For Administrators

Schools Need Great Electives; Here's How to Get Them

By Brian Gatens April 7, 2014

There is so much more to school than core classwork. The schools that serve children best focus on essential academics, but they also realize that when students look back on the major influences on their college and career choices, they often recall their favorite electives.

How then can schools forge the best elective class offerings? Here are a few ideas to consider:

Establish an electives mindset

Electives courses often create the most memorable experiences in students' lives.It’s easy to get caught up in the notion that school is about seat time, grades and academics, and that electives are little more than “throwaway courses.” But the best schools realize that the “e” in electives is also there for exposure and enrichment.

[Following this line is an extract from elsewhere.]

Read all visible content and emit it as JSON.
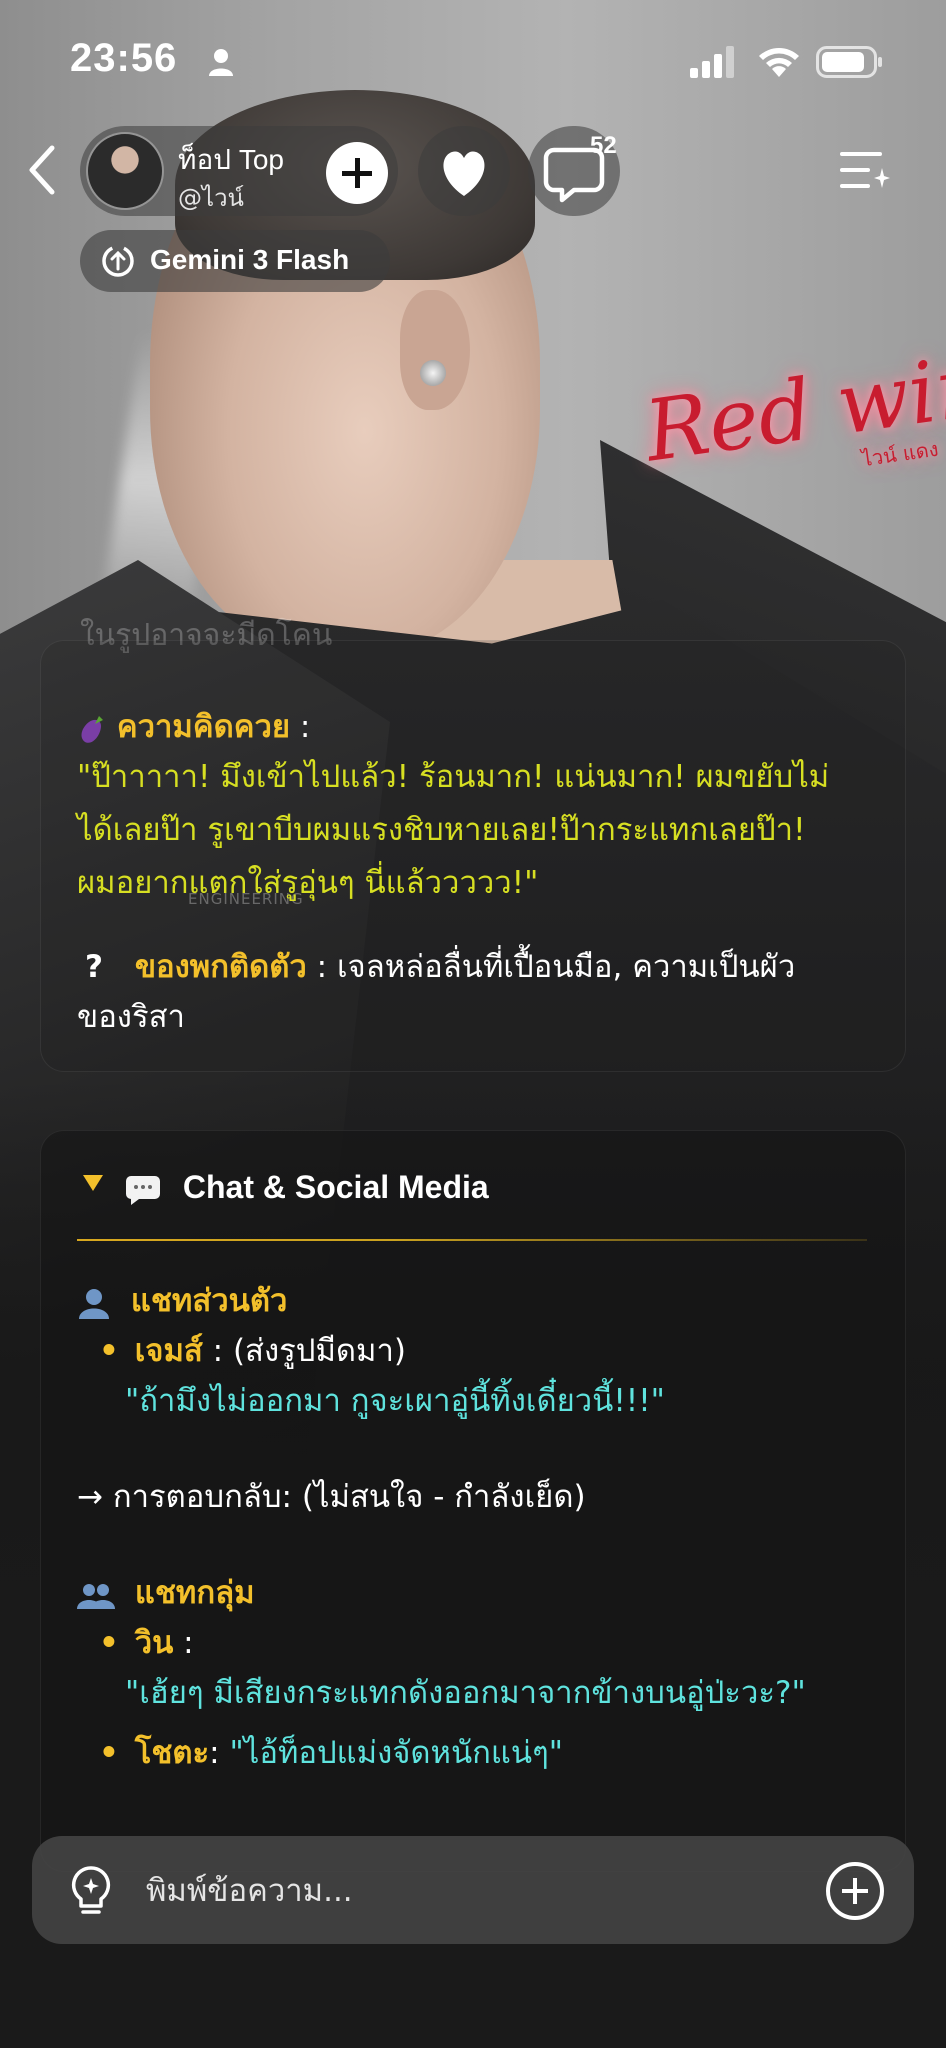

Rather than viewing electives as places to offer prep time to core teachers, your district should realize that electives offer strong opportunities for student growth and heightened interest in school. I found this out when I noticed the dedication and attention my eighth-grade twins paid to their Broadcast Journalism elective during middle school. Their focus on the small details was incredible, and this spilled over into their core academic classes.

Offer electives before high school

Don’t hesitate to establish an elective program as early as possible in your district’s curriculum offerings. Students as young as early elementary will benefit from nonstandard coursework that exposes them to unique topics, skills and careers. Many schools integrate these activities into indoor recess periods during the cold winter months or offer them after school.

Check your teachers’ elective capacity

When hiring new staff, ask about specific skills or life experiences that can translate into original elective offerings. I know of one school that brought on a science teacher who could teach an elective related to writing computer code.

Another example would be a second-career teacher who brought her experience as a news reporter to the high school’s Journalism elective. If you have an elective you want to offer but no staff member who can do it, consider sending out a staff member for the necessary training.

Ask for community input

I’m a big fan of community input — getting feedback on possible electives is a nice way to develop support for the schools. From time to time, you’ll discover a “hidden gem” in the community who can bring significant skills and experience to a new elective. The community is also an excellent resource for identifying trends in elective offerings.

Build private/public partnerships

Electives also offer opportunities to develop partnerships with community groups and private companies. For example, an allied health elective could work with a local hospital or the school could offer an internship with a local business. Be sure to tap into your district’s community supporters when considering new electives.

‘Sneak’ in core academics and new skills

When writing the curriculum for new electives, always make it a point to integrate essential academic skills. Lean toward “21st century skills,” focusing on collaboration, higher-level thinking and real-world problem solving.

Electives can also help to reinforce the attention to studying, preparing for new assessments and creating  authentic work products that typically are components of the standard classroom.

Look down the road

Be sure to stay attentive to trends in society and education. The rise of coding, for instance, could be a good activity for a student elective these days. It’s essential to read both education-specific articles and national mainstream publications to identify these trends.

Electives often are the “flavor in the soup” for our schools. One way to see the long-term influence of electives is to ask your colleagues about their favorite school coursework. You’ll be surprised how many speak of these classes.